There have been rumblings about the retirement of world record-holder Usain Bolt. Except for his false start in the 100m finals at the 2011 Daegu World Championship, Bolt, the 6’5” Jamaican, has captured every global sprint titles (100m and 200m) since the 2008 Beijing Olympics. Bolt currently holds the world record in both the 100m (9.58) and 200m (19.19) and has set the bar so high that he has already cemented his legacy as the best sprinter ever. Bolt, who is approaching the age of 30, has discussed possibly retiring after the 2017 London World Championship. The question now becomes: Who will replace Bolt as Jamaica’s top sprinter when he retires? The likely candidates are Yohan “The Beast” Blake, Warren Weir, Kemar Bailey Cole, Asafa Powell and as well as Julian Forte and Rasheed Dwyer.
Yohan “The Beast” Blake
A few years ago, prior to his injury, Yohan was heralded as the heir-apparent to Usain Bolt. The 26 year-old St Jago High School graduate has an individual global title in the 2011 Daegu 100m and has always played bridesmaid to Bolt at major competitions. Blake has a personal best times 9.78 (100m) and 19.26 (200m) and is coming off an injury-plagued 2015 season in which he failed to find his form in time which thus prevented him from making the Jamaican World Championship team. Blake is a hard worker and is hungry for more success. If Blake can return to his pre-injury form, then he should be a lock to replace Bolt as Jamaica’s top sprinter.

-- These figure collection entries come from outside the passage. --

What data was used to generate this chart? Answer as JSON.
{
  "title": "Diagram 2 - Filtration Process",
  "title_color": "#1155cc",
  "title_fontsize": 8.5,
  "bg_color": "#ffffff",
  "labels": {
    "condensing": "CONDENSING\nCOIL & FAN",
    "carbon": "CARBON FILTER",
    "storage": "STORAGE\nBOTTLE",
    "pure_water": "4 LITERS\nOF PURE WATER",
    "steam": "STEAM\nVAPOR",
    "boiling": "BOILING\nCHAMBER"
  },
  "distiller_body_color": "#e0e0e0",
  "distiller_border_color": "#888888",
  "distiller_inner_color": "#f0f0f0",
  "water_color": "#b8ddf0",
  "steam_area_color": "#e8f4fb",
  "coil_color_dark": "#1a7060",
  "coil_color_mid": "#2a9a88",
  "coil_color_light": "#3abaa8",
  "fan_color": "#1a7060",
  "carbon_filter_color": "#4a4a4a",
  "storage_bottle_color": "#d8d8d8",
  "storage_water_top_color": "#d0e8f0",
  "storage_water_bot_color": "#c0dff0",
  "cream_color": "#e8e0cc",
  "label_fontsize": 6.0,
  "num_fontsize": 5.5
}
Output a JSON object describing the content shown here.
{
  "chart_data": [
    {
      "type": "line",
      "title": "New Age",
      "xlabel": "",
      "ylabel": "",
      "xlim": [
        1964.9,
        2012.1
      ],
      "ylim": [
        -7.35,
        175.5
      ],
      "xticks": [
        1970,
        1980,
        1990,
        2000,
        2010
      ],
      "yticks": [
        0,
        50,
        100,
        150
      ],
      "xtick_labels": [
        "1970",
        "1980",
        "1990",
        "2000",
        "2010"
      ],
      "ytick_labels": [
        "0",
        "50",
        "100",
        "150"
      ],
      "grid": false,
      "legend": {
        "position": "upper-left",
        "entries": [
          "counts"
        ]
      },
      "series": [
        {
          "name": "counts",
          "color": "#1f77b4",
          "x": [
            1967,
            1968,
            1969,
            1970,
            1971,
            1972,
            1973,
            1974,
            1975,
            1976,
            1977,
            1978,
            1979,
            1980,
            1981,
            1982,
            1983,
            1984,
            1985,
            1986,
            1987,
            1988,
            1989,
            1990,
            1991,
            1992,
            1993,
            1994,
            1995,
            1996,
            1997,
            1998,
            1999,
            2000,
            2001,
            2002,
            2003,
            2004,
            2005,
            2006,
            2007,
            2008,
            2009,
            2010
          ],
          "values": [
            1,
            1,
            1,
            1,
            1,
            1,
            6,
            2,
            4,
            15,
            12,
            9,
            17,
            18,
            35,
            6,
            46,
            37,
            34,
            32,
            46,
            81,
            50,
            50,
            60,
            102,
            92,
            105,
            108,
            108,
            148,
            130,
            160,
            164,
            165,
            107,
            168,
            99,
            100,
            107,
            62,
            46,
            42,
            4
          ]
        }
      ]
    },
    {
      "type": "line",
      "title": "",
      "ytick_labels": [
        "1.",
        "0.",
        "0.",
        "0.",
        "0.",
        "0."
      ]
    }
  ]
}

Twenty-six year-old Warren Weir should also be in the discussion. Weir is trained by Glen Mills at Racers Track Club, and is training partners with Bolt and Blake. With a personal best of 19.69 seconds in the 200m which he set back in 2013, Weir has become somewhat of a 200m specialist and is a consistent sub-20 seconds performer. He, along with Blake, is perhaps the best 200m male-runner that Jamaica has to offer at the moment. Despite his exploits in the 200m, Weir has not joined the sub-10 seconds club in the 100m, establishing a personal best time of 10.02 seconds in the distance in Kingston in June 2013. Injury has hampered Weir’s 2015 season and he could only manage a season best of 20.24 seconds at the Beijing World Championship, thus failing to make the 200m Finals. 2016 could see Weir improving on both his 100m and 200m lifetime bests, which would put him in contention to be considered as a replacement for Usain Bolt.
Kemar Bailey-Cole, who also trains at Racer Track Club under the guidance of Glen Mills, has the potential to rise to the occasion. At only 23 years old, Bailey-Cole stock is on the rise since he joined the sub-10 seconds back in 2012 when he ran 9.97 seconds in Bruxelles (Brussels). After running his personal best of 9.92 seconds in London in July 2015, Bailey-Cole was unable to perform at his best later, failing to compete at the 2015 Beijing World Championship. Bailey-Cole, the 2014 Commonwealth Games 100m champion, is poised to do great things in the future. With a personal best time of 20.66 seconds in the 200m, Bailey-Cole may need to do more 200m work (strength) so as to improve on finishing strong in the 100m. At age 23, Bailey-Cole should be in discussion to replace Bolt as Jamaica’s to sprinter. However, his continuous improvement is paramount if he is to succeed.
Before there was Usain Bolt, there was Asafa Powell. Powell, who dominated the sprinting world before the emergence of Bolt in 2008, has experienced a renaissance of sorts in 2015. 2015 saw Powell, “the sub-10 King”, rejuvenated. In 2014, Powell left MVP Track Club and coach Stephen Francis to be coached by his brother and former Jamaican Olympian Donovan Powell. Despite running sub-10 seconds in the 100m over 100 times in his career, Powell has failed to win individual gold medal at the Olympics and World Championship.
At age 33, it would appear that Powell is approaching the twilight of his career. However, Powell has been performing well of late. An individual medal in the 100m at the 2016 Rio Olympics in Brazil could possible put Powell in good standing to replace Bolt as Jamaica’s top sprinter. However, this is dependent on Powell staying health and overcoming his mental barriers which in the past have prevented him from realizing his full potential in major competition.
Other contenders are Julian Forte and Rasheed Dwyer. Forte and Dwyer are equally talented and have great potential to rise to the occasion, but are unlikely to replace Bolt. Jamaica is known as the sprint factory for a reason and there are numerous junior athletes, who could rise to the occasion. The 2016 Boys and Girls Championship (“Champs”) should also provide us with a preview of Bolt’s long-term replacement as Jamaica’s top sprinter.
As it stands at the end of 2015, Yohan “The Beast” Blake can be considered the best bet to replace Bolt as Jamaica’s top sprinter. The Beast is the closest thing to Bolt with his exploits and versatility to compete at a very high level in both the 100m and 200m.